Posts Tagged ‘everyday stupidity’

Cut to the Goddamn'd Chase!

Wednesday, 15 September 2021

Most prefaces, forewords, introductions, and introductory paragraphs are largely or entirely superfluous; most introductory sentences are wastes of time.[1] In the last few years, my annoyance about entropic rhetoric in general and about blathering preambles in particular has become outrage.

The internal state of affairs in the West is more terrible now than ever previously in my lifetime. A great many people believe themselves to have important insights to convey about this state of affairs, and want our time. Our time is scarce, but many of them want to present essays in the form of audio recordings, which deliver words far more slowly than most of us can read. Worse, almost every one of those who offer these recordings prologues for some minutes, usually about the importance of what they will have to say but almost always without the prologues' saying anything important.

I believe that some of these people indeed have important things to say; but, in each case, he or she behaves as if unable to recognize what is important.
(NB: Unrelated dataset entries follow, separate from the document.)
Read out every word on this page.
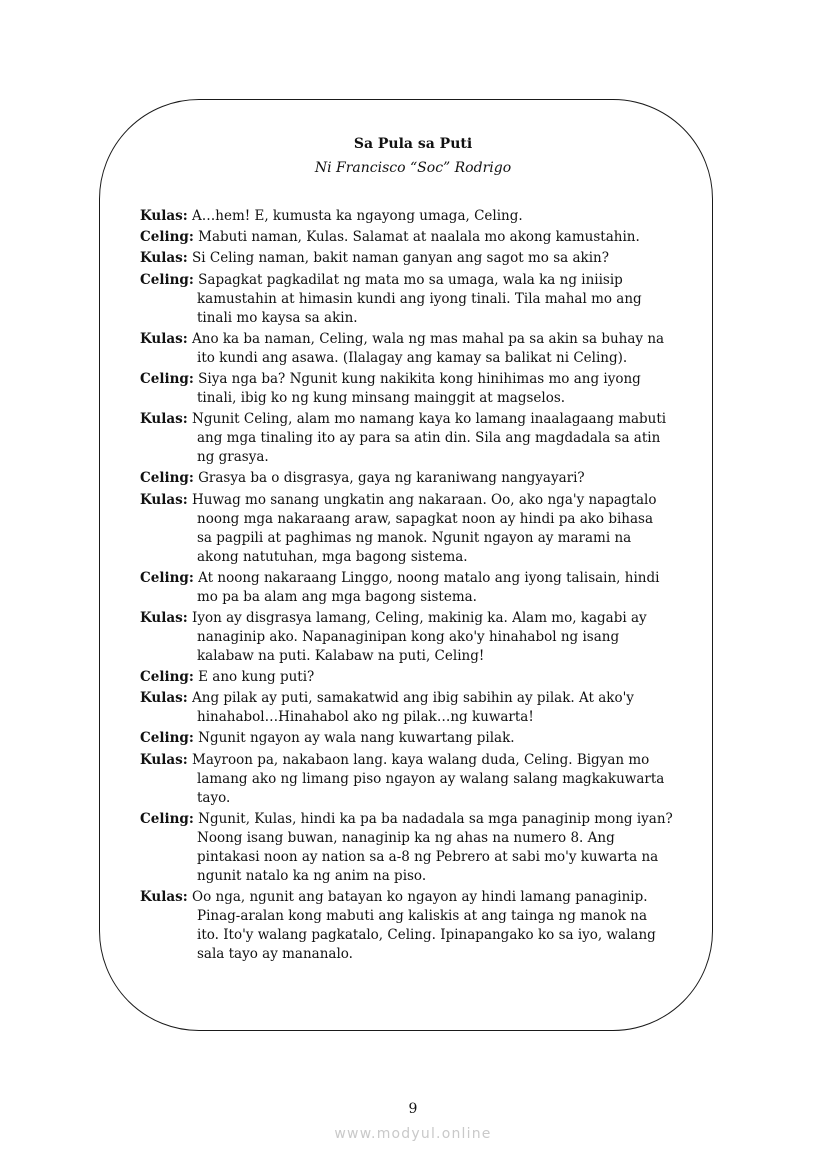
Sa Pula sa Puti
Ni Francisco “Soc” Rodrigo
Kulas: A…hem! E, kumusta ka ngayong umaga, Celing.
Celing: Mabuti naman, Kulas. Salamat at naalala mo akong kamustahin.
Kulas: Si Celing naman, bakit naman ganyan ang sagot mo sa akin?
Celing: Sapagkat pagkadilat ng mata mo sa umaga, wala ka ng iniisip
kamustahin at himasin kundi ang iyong tinali. Tila mahal mo ang
tinali mo kaysa sa akin.
Kulas: Ano ka ba naman, Celing, wala ng mas mahal pa sa akin sa buhay na
ito kundi ang asawa. (Ilalagay ang kamay sa balikat ni Celing).
Celing: Siya nga ba? Ngunit kung nakikita kong hinihimas mo ang iyong
tinali, ibig ko ng kung minsang mainggit at magselos.
Kulas: Ngunit Celing, alam mo namang kaya ko lamang inaalagaang mabuti
ang mga tinaling ito ay para sa atin din. Sila ang magdadala sa atin
ng grasya.
Celing: Grasya ba o disgrasya, gaya ng karaniwang nangyayari?
Kulas: Huwag mo sanang ungkatin ang nakaraan. Oo, ako nga'y napagtalo
noong mga nakaraang araw, sapagkat noon ay hindi pa ako bihasa
sa pagpili at paghimas ng manok. Ngunit ngayon ay marami na
akong natutuhan, mga bagong sistema.
Celing: At noong nakaraang Linggo, noong matalo ang iyong talisain, hindi
mo pa ba alam ang mga bagong sistema.
Kulas: Iyon ay disgrasya lamang, Celing, makinig ka. Alam mo, kagabi ay
nanaginip ako. Napanaginipan kong ako'y hinahabol ng isang
kalabaw na puti. Kalabaw na puti, Celing!
Celing: E ano kung puti?
Kulas: Ang pilak ay puti, samakatwid ang ibig sabihin ay pilak. At ako'y
hinahabol…Hinahabol ako ng pilak…ng kuwarta!
Celing: Ngunit ngayon ay wala nang kuwartang pilak.
Kulas: Mayroon pa, nakabaon lang. kaya walang duda, Celing. Bigyan mo
lamang ako ng limang piso ngayon ay walang salang magkakuwarta
tayo.
Celing: Ngunit, Kulas, hindi ka pa ba nadadala sa mga panaginip mong iyan?
Noong isang buwan, nanaginip ka ng ahas na numero 8. Ang
pintakasi noon ay nation sa a-8 ng Pebrero at sabi mo'y kuwarta na
ngunit natalo ka ng anim na piso.
Kulas: Oo nga, ngunit ang batayan ko ngayon ay hindi lamang panaginip.
Pinag-aralan kong mabuti ang kaliskis at ang tainga ng manok na
ito. Ito'y walang pagkatalo, Celing. Ipinapangako ko sa iyo, walang
sala tayo ay mananalo.
9
www.modyul.online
In each individual case, the probability is especially low that a person not getting to the point will get to an important point. I almost always abandon attention before the prologue ends, possibly well before it ends.


[1]  I acknowledge exceptions. I like to believe that I am responsible for some of them; but, had I always the luxury of being my own editor, some of my work would get more rapidily to its point.

Stick That in Your Lexicon!

Saturday, 23 May 2020
bru·to·ri·al /bruːˈtɔːriəl/ adjective & noun
A. noun. An otherwise useless tutorial that one is not permitted to forgo.
B. adjective. Of or pertaining to a brutorial.

Fired-up

Thursday, 2 February 2017

I returned home on foot this evening, carrying various things. As I got back to the apartment complex and was going to enter by way of the vehicular gate, I saw and smelled what appeared to be a fire outside of the central front pedestrian gate, so I investigated.

Yup, there was a small fire inside of what appeared to be a pylon or one of those tall butt receptacles, which was within an inch or so of the building, if not up against it.

So I first got my phone to call emergency services. The first dispatcher switched me to a fire department dispatcher, who was a fool following a flowchart. I started to tell him There's a small fire outside of 4050— at which point he interrupted me to tell me that he needed my location. So I told him my location exactly as I'd begun doing when he interrupted me — I didn't note to him that I'd been doing just that — and I told him what was on fire. At this point, I wanted to put down what I was carrying, and go get a fire extinguisher, which meant getting off the phone. Of course, the fire was worsening and the burning object was collapsing in a way that could further fuel the flames. But the dispatcher was demanding my phone number in case we get cut off. I shouted at him that I'd told him what he needed to know, and wasn't going to stay on the phone with him. My phone set resisted my attempt to hang-up, so I turned it off. I got-out my keys, got through the gate, was interrupted by someone who told me that there were a fire, put my packages down, went (barking about stupidity) to a case near the elevator, retrieved a fire extinguisher, then returned to put-out the damn'd fire.

I thought that I heard a fire truck, so I waited, and one indeed arrived. They decided that the fire were extinguished, and so went on their way. The complex manager showed-up, so I explained the situation to her. Then a cop showed-up so I explained the situation to him. Satisfied, he too went on his way. The manager stayed to deal with the clean-up. I grabbed my things, went on to my apartment, and grumbled sub-vocally about inhaling things that I didn't want to inhale.

When I restarted my phone, I found that I had a message waiting. The dispatcher said that they needed me to call back to tell them what were on fire.